Committee breakthrough: Alabama House panel OKs General Fund budget, tax increases

An Alabama House budget committee Wednesday approved a set of tax increases worth approximately $130 million – and a General Fund (GF) budget that would cut $55 million from many core state services. The full House is set to consider the budget and many revenue measures Thursday.

The total revenue package falls far short of the amount needed to address the GF shortfall without cuts. Tax measures that cleared the House’s GF budget committee include:

  • a cigarette tax increase of 25 cents per pack;
  • an increase in the business privilege tax for large corporations, accompanied by a tax cut for small businesses; and
  • tax increases on automobile rentals and titles.

The House’s education budget committee Wednesday approved a one-time transfer of about $50 million from the Education Trust Fund (ETF) to the GF. The transfer would have to be repaid by 2018 and would come from revenues above next year’s ETF spending cap under the Rolling Reserve Act. The committee also OK’d a plan to shift some use tax revenues from the ETF to the GF starting in 2017.

Winners and losers under proposed GF budget

There were clear winners and losers in the GF committee’s budget. Major reforms of Medicaid and criminal justice system would receive the funds needed to move forward. Other major services – including courts, mental health and the Department of Human Resources (DHR) – would be funded at their 2015 GF levels.

Many other state services would fare far worse under the committee’s GF budget. The Department of Senior Services would be cut by $2.4 million, with most of that money coming from home-based services for seniors who otherwise might have to enter nursing homes. The Department of Youth Services would be cut by nearly 75 percent, and the Department of Archives and History by almost a fourth.

Before the second special session began this week, Alabama Arise requested public hearings on all revenue and budget bills. Representatives of Arise, Voices for Alabama’s Children, the Children First Foundation and several state agencies testified before the House committee Wednesday in favor of new GF revenue.

Arise state coordinator Kimble Forrister told lawmakers that more than 200 advocacy groups, churches, hospitals and other organizations had signed an open letter to the Legislaturecalling for $300 million in new tax revenue to prevent drastic cuts to health care, child care, public safety and other vital services. “Our most vulnerable people depend on General Fund agencies to help them take care of their families,” Forrister said.

Forrister testified in favor of the business privilege tax changes. He also told lawmakers that failing to increase the price of a pack of cigarettes by at least 10 percent may not result in reduced smoking and improved health benefits for Alabama.

Senate committee doesn’t approve combined reporting bill

Not all tax proposals made it out of committee Wednesday. The Senate’s ETF budget committee did not approve a bill to required “combined reporting” on state corporate income tax returns.

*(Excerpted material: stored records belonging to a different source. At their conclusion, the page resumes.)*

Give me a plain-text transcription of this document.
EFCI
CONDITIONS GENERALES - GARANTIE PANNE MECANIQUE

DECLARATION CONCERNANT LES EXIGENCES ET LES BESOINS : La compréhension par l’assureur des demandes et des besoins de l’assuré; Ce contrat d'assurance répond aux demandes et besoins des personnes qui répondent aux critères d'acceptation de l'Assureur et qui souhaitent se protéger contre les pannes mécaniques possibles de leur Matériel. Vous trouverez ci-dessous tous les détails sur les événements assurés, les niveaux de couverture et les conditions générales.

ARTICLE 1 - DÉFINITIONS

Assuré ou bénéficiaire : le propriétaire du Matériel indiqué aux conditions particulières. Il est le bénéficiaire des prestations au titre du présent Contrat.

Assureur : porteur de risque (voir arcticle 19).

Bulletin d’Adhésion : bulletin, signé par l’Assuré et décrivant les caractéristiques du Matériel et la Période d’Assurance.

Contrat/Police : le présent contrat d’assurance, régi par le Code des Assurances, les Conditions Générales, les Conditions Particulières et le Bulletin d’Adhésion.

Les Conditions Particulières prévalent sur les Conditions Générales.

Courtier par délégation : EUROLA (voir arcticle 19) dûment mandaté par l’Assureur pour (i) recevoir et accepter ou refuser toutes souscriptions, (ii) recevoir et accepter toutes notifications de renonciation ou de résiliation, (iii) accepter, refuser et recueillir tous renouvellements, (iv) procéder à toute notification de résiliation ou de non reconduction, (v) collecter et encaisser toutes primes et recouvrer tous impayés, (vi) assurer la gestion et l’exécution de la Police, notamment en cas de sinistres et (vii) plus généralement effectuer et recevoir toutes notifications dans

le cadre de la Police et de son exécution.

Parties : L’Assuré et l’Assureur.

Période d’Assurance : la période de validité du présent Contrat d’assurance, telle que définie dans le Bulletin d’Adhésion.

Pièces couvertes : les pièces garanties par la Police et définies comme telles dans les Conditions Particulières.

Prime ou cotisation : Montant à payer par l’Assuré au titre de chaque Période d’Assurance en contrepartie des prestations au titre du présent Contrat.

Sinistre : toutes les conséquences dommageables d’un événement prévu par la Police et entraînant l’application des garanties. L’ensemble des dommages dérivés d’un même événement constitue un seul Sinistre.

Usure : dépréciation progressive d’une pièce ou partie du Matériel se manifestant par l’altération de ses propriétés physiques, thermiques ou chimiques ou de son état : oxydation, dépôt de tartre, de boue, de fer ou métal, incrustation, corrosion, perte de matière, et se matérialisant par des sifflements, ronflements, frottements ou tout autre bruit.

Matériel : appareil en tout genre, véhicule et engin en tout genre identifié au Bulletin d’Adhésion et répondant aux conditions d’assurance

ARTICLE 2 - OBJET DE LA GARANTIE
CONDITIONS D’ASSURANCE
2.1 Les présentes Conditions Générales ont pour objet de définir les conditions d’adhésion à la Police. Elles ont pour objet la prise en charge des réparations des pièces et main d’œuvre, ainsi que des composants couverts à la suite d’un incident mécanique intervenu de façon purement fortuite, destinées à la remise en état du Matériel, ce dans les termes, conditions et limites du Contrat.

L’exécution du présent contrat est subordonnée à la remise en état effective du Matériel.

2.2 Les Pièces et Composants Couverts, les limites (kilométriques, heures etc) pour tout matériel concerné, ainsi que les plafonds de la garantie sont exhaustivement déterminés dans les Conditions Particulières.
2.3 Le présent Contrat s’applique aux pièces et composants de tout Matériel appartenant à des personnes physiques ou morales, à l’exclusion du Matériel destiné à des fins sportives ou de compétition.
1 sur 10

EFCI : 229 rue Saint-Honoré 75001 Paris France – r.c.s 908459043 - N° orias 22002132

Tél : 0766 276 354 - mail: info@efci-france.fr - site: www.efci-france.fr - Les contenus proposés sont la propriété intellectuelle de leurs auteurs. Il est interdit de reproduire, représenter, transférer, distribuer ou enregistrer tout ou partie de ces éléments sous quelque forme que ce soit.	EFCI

The bill’s sponsor – Sen. Linda Coleman, D-Birmingham – urged her fellow committee members to consider the consequences of “nickeling and diming” the average Alabamian while enabling many large corporations and businesses to do business in Alabama while paying few or no taxes here. Closing corporate tax loopholes could bring an additional $30 million to the ETF each year, Coleman estimated.

Sens. Jim McClendon, R-Springville, and Jabo Waggoner, R-Vestavia Hills, were among committee members who said they were concerned about combined reporting’s potential impact on businesses and industrial recruitment.

Combined reporting would treat corporations and their subsidiaries as one entity for tax purposes. Most states have adopted such laws, and “combined reporting states are well-represented among the most economically successful states in the country,” the Center on Budget and Policy Priorities found.

By Carol Gundlach and M.J. Ellington, policy analysts. Posted Sept. 9, 2015.